Rund 442’400 Stimmberechtigte legten ein Ja in die Urne, rund 1’379’500 stimmten Nein. Die Stimmbeteiligung lag bei ungewöhnlich tiefen 34 Prozent. 

Das Ständemehr war nie in Reichweite: Genf sagte mit knapp 60 Prozent Nein, in den übrigen Kantonen lag der Nein-Stimmenanteil über 70 Prozent. An deutlichsten war die Ablehnung in der Innerschweiz: In Obwalden, Nidwalden und Uri sagten über 80 Prozent der Stimmbeteiligten Nein.

Initianten beklagen sich über «unfaire Mittel»

Trotz des wuchtigen Neins zeigen sich die Initianten der Vollgeld-Initiative zufrieden. «Es freut uns, dass wir einen Teil des Stimmvolks davon überzeugen konnten, dass es in Bezug auf die Geldschöpfung durch die Geschäftsbanken eine richtige Änderung braucht und nicht bloss eine Pflästerli-Politik», sagte Raffael Wüthrich vom Kampagnen-Team auf Anfrage der Nachrichtenagentur Keystone_sda. 

Die Vollgeld-Initiative

Die Eidgenössische Volksinitiative «Für krisensicheres Geld: Geldschöpfung allein durch die Nationalbank! (Vollgeld-Initiative)» sah unter anderem folgende Änderungen der Bundesverfassung vor:

  • Der Bund allein schafft Münzen, Banknoten und Buchgeld als gesetzliche Zahlungsmittel.
  • Die Schweizerische Nationalbank bringt im Rahmen ihres gesetzlichen Auftrages neu geschaffenes Geld schuldfrei in Umlauf, und zwar über den Bund oder über die Kantone oder, indem sie es direkt den Bürgerinnen und Bürgern zuteilt.

Die Initiative habe eine Debatte ausgelöst, sagte Wüthrich. Eine Mehrheit der Bevölkerung sei eigentlich gegen eine Geldschöpfung durch Geschäftsbanken, wie eine SRG-Umfrage gezeigt habe.

Die Initianten kritisieren die Abstimmungskampagne von Bundesrat und Nationalbank. Es sei mit unfairen Mitteln gekämpft worden, die Informationen seien irreführend gewesen. «Für uns als politische Newcomer war dies erschreckend zu sehen». Eine Beschwerde ist derzeit beim Bundesgericht hängig.

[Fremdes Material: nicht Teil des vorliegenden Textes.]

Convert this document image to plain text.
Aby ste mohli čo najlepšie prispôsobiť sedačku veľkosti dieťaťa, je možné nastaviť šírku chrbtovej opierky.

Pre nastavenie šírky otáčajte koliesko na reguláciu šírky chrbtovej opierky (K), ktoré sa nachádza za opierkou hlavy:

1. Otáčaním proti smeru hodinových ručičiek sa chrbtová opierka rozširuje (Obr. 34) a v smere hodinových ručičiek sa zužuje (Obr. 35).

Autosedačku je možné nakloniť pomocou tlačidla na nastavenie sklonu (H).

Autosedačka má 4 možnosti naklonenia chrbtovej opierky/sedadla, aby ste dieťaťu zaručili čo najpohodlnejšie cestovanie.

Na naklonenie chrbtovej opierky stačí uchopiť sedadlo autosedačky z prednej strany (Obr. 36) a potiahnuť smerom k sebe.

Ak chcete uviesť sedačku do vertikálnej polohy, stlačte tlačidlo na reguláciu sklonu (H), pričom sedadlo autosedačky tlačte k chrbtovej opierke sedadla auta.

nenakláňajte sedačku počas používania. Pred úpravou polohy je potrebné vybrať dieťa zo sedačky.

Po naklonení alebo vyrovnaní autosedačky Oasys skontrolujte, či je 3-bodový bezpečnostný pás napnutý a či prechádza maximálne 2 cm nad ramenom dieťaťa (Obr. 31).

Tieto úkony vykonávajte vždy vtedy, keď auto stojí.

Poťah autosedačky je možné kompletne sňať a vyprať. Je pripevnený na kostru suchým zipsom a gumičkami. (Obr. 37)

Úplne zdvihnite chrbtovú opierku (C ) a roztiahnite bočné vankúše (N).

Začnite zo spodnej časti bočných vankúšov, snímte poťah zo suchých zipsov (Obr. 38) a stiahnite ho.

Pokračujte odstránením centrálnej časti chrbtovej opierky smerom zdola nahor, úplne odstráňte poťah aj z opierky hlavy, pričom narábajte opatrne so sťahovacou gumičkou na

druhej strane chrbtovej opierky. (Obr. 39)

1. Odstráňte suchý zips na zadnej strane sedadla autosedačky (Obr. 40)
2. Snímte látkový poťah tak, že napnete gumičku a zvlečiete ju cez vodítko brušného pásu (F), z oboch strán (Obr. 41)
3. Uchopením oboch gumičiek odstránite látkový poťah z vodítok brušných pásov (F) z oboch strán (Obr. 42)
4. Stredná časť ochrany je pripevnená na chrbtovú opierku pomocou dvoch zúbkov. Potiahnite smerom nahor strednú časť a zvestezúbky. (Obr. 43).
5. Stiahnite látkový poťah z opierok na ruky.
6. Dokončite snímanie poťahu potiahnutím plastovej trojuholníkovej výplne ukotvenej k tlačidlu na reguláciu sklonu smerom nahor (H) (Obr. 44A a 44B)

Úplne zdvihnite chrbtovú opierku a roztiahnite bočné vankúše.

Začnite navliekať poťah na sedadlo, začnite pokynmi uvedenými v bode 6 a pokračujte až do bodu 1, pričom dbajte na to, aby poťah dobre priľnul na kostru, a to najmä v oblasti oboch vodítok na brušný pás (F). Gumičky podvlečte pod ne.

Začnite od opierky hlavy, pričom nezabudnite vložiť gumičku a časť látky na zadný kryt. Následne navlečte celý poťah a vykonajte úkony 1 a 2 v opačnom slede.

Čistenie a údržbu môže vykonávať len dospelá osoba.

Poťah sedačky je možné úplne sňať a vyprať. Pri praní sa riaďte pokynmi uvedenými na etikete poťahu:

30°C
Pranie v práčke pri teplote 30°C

Die Gegner der Vollgeld-Initiative werten das überdeutliche Nein als Absage des Stimmvolks an ein riskantes Experiment: Die Bevölkerung wolle offensichtlich nichts von einem riskanten Experiment in Geldpolitik wissen, sagte FDP-Nationalrat Olivier Feller (VD) vom überparteilichen Komitees «Vollgeld-Initiative Nein» zur Nachrichtenagentur Keystone_sda. Der Zürcher SVP-Nationalrat Thomas Matter bezeichnete das deutliche Ergebnis als klare Abfuhr an ein «Kamikaze-Experiment», das zu grossen Teilen aus dem Ausland gesteuert und mitfinanziert worden wäre.

Bundesrat ist erleichtert

Finanzminister Ueli Maurer zeigte sich an einer Pressekonferenz erleichtert über den Ausgang der Abstimmung. Eine Umsetzung der Vollgeld-Initiative wäre nicht ohne ein «jahrelanges Geknatsch» (Streitereien) möglich gewesen. Das deutliche Nein erklärte sich Maurer damit, dass die Leute keinen Nutzen in der Initiative gesehen hätten. «Das Nein ist auch eine Art Vertrauensbeweis für die Banken», wagte er eine Analyse. 

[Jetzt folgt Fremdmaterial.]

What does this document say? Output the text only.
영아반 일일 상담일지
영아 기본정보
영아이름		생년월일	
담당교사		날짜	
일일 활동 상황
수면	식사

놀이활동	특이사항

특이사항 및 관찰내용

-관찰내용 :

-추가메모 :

Gleichzeitig sei das Abstimmungsresultat aber auch eine Verpflichtung. «Die Leute wollen, dass ihr Geld sicher ist», so Maurer. Er deutete laufende und mögliche Revisionen an, um das Finanzsystem noch sicherer zu machen, als es laut Maurer ohnehin schon ist. «Wir gehören zu den sichersten Finanzplätzen der Welt», sagte er.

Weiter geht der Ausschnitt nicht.